7L’un de mes informateurs, Pandi, un musicien de tembang Sunda (Cianjur, septembre 1982), me disait que « la contemplation n’implique pas nécessairement d’escalader concrètement la montagne. La phrase « escalader la montagne » peut avoir une signification symbolique. L’interprétation du tembang Sunda selon les règles de l’art équivaut à « l’escalade de la montagne des arts » ». Fondamentalement, ce point de vue récent porte le même message que le texte de 1518 : l’art est important pour la société et peut être décrit comme tapa di nagara, c’est-à-dire l’ascétisme sans solitude. Saleh Danasasmita et Jatisunda (1986 : 3-7) ont décrit les activités du groupe minoritaire des Baduy à Java-ouest (dont la population est actuellement de cinq mille individus) comme tapa di nagara ou tapa di mandala : une utilisation appropriée de l’environnement pour assurer leur subsistance tout en sauvegardant le bien-être de l’univers, sans mettre en péril la vie d’autrui et sans s’enrichir.

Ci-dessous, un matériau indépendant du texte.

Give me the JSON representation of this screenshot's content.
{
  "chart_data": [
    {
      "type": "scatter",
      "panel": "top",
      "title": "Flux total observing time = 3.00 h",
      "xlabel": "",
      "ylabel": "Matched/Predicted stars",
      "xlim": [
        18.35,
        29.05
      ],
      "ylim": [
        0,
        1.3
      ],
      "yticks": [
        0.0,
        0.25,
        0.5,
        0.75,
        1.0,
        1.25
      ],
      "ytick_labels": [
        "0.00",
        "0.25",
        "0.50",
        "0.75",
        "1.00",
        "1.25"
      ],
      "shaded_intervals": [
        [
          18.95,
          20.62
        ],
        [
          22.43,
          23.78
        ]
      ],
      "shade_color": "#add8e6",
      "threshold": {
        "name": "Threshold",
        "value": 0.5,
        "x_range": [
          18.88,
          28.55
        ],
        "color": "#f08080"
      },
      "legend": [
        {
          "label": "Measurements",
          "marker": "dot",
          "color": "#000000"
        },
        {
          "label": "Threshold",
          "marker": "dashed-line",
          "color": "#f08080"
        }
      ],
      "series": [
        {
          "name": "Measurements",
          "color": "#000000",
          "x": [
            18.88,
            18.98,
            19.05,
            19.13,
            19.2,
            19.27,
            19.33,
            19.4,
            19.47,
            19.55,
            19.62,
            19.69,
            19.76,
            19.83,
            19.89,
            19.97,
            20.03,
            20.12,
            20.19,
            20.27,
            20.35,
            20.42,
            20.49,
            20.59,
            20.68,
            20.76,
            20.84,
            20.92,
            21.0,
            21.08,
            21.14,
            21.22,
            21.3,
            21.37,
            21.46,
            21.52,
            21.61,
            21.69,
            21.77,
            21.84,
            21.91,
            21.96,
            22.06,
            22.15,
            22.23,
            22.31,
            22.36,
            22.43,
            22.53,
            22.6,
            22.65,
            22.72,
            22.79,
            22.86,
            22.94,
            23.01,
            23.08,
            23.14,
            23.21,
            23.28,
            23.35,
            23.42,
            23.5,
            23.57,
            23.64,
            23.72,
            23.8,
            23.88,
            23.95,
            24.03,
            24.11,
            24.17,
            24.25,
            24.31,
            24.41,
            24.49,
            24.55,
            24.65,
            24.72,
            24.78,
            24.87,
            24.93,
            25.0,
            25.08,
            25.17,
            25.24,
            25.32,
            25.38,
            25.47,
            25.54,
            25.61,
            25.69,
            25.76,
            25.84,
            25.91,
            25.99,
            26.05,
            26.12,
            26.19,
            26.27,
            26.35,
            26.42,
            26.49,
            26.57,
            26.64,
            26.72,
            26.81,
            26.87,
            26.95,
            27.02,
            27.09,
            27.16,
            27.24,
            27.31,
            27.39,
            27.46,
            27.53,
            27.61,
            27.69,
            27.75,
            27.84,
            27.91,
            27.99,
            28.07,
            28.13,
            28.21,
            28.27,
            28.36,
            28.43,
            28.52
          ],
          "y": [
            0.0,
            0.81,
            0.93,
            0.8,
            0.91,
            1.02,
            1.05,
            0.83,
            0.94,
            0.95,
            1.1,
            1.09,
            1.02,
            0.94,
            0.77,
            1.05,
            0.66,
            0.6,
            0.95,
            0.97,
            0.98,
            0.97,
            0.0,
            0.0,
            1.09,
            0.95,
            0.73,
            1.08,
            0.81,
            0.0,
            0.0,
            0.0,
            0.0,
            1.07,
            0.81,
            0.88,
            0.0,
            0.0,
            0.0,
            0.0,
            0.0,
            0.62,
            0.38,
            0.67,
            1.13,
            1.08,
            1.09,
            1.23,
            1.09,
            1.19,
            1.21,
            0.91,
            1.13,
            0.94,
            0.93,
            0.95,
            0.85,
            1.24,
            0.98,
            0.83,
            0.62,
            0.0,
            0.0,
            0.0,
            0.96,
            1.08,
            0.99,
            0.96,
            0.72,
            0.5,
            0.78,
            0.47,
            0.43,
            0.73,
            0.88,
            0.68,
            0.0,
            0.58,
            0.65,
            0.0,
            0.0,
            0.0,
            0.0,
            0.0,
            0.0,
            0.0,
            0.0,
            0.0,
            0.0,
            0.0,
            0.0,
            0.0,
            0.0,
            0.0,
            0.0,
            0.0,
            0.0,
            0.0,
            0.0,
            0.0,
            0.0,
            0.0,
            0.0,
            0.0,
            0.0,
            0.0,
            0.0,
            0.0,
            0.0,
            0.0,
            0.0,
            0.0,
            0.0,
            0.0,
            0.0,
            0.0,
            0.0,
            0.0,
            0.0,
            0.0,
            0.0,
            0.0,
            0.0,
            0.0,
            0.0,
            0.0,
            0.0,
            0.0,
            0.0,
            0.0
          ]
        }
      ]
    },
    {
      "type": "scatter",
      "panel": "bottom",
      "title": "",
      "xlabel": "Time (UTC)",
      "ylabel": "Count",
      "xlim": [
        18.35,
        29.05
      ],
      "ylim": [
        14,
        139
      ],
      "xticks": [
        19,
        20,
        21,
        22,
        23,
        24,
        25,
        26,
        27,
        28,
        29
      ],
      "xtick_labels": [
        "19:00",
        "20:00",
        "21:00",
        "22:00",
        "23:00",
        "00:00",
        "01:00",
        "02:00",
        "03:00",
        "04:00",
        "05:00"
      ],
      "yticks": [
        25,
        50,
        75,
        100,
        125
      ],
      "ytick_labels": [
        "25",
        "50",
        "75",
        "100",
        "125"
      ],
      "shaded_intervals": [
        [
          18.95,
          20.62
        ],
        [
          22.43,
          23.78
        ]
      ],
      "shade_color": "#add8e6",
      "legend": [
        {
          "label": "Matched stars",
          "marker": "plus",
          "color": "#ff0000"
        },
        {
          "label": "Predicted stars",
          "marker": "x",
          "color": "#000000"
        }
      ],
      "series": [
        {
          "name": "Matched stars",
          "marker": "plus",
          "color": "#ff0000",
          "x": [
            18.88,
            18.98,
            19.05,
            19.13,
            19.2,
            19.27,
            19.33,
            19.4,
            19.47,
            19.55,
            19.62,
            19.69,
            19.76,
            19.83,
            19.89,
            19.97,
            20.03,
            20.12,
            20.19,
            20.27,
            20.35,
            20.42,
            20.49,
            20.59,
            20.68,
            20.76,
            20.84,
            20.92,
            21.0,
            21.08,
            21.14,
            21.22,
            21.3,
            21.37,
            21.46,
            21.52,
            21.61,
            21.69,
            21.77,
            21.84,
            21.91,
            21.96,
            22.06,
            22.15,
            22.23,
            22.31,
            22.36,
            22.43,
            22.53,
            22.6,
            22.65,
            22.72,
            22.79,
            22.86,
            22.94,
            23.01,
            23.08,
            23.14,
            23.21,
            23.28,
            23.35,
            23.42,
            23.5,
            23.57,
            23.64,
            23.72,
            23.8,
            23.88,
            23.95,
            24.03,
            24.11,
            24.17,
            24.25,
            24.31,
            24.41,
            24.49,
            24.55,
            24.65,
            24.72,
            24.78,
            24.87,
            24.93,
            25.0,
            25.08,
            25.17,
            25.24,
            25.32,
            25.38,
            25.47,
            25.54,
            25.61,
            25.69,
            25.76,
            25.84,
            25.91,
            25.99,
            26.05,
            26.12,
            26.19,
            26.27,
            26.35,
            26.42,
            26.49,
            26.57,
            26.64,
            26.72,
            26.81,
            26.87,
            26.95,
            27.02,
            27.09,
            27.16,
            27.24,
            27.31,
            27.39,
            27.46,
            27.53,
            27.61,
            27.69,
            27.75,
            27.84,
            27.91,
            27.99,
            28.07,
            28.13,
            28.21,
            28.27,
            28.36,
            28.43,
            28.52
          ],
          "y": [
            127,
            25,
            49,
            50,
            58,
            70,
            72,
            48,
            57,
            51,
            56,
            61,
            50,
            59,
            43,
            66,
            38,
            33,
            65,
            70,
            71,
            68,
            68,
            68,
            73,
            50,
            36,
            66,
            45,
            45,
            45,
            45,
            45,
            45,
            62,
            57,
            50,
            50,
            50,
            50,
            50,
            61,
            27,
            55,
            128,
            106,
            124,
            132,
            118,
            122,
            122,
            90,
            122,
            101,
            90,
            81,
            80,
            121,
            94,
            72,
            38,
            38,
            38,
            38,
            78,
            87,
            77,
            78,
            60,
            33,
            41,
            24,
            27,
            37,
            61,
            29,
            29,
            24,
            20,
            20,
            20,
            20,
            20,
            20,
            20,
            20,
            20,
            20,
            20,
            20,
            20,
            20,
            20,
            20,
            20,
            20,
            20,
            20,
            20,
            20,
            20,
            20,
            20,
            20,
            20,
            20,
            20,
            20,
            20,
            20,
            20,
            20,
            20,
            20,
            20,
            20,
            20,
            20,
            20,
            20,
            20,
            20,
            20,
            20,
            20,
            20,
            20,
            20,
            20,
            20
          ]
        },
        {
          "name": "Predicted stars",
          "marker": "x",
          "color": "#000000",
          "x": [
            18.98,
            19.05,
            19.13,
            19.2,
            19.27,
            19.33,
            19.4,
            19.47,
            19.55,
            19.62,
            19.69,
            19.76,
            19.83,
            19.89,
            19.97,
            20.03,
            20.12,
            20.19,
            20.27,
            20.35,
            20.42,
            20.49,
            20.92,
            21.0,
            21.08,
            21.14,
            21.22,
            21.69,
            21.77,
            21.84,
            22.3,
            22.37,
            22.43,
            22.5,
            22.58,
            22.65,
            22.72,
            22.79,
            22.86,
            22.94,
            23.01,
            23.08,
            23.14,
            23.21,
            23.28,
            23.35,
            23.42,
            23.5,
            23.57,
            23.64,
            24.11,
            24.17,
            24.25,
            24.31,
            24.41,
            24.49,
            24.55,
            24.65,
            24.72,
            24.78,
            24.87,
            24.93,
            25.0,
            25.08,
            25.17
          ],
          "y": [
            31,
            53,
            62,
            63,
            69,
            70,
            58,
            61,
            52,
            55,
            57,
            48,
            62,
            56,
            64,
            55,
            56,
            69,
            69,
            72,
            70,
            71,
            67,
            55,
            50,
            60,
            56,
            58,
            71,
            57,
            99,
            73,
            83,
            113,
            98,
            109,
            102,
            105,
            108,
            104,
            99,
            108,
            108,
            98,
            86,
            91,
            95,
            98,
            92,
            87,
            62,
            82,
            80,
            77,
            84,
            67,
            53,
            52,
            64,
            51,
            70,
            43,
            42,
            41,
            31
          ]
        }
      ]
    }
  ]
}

8L’univers sundanais englobe les ancêtres (karuhun) qui ont contribué à forger la tradition. La quête des racines de cette tradition partagée dans la pratique de la musique, du théâtre ou de la danse est une manière d’aborder la société d’aujourd’hui. De nos jours, la tendance à valoriser le poids de la tradition est peut-être devenue plus marquée qu’elle ne l’était il y a cinquante ans (voir aussi van Zanten 1993 : 150). Dans le tembang Sunda, les musiciens les plus jeunes ont parfois le sentiment que cette attitude les empêche d’expérimenter et de s’écarter des sentiers battus. Je doute qu’ils se rendent compte du nombre de transformations que ce genre a subies tout au long du XXe siècle. L’éternel débat entre les musiciens de tembang Sunda et le public sur la bonne manière d’interpréter le genre et les possibilités de le modifier peut être considéré comme le tapa di nagara façon moderne, c’est-à-dire la méditation sur soi, sur la société sundanaise et sur l’univers.

Hauteur et qualité des sons

9A l’ouest de Java, les sons graves sont généralement associés aux couches sociales supérieures et les sons aigus aux couches inférieures. Kusumadinata relie tout cela au système chiffré qu’il a élaboré : les tons à fréquence élevée (nada alit en sundanais, litt. « petits tons ») de l’octave sont représentés par de petits chiffres, les tons graves (nada ageng, « tons larges ») par de grands chiffres. L’échelle descendant de l’aigu au grave est transcrite ainsi : 1 2 3 4 5. Selon Kusumadinata (1969 : 18-19), cela s’explique par le fait que « Si Marhaen [dénomination forgée par l’ancien président Sukarno pour se référer aux pauvres] est un petit homme ayant un statut inférieur, tandis que le ministre est un personnage important ou un grand homme, ayant un statut élevé ». Ainsi les chiffre expriment-ils le statut des notes, qui va en augmentant, des sons à haute fréquence aux sons à basse fréquence.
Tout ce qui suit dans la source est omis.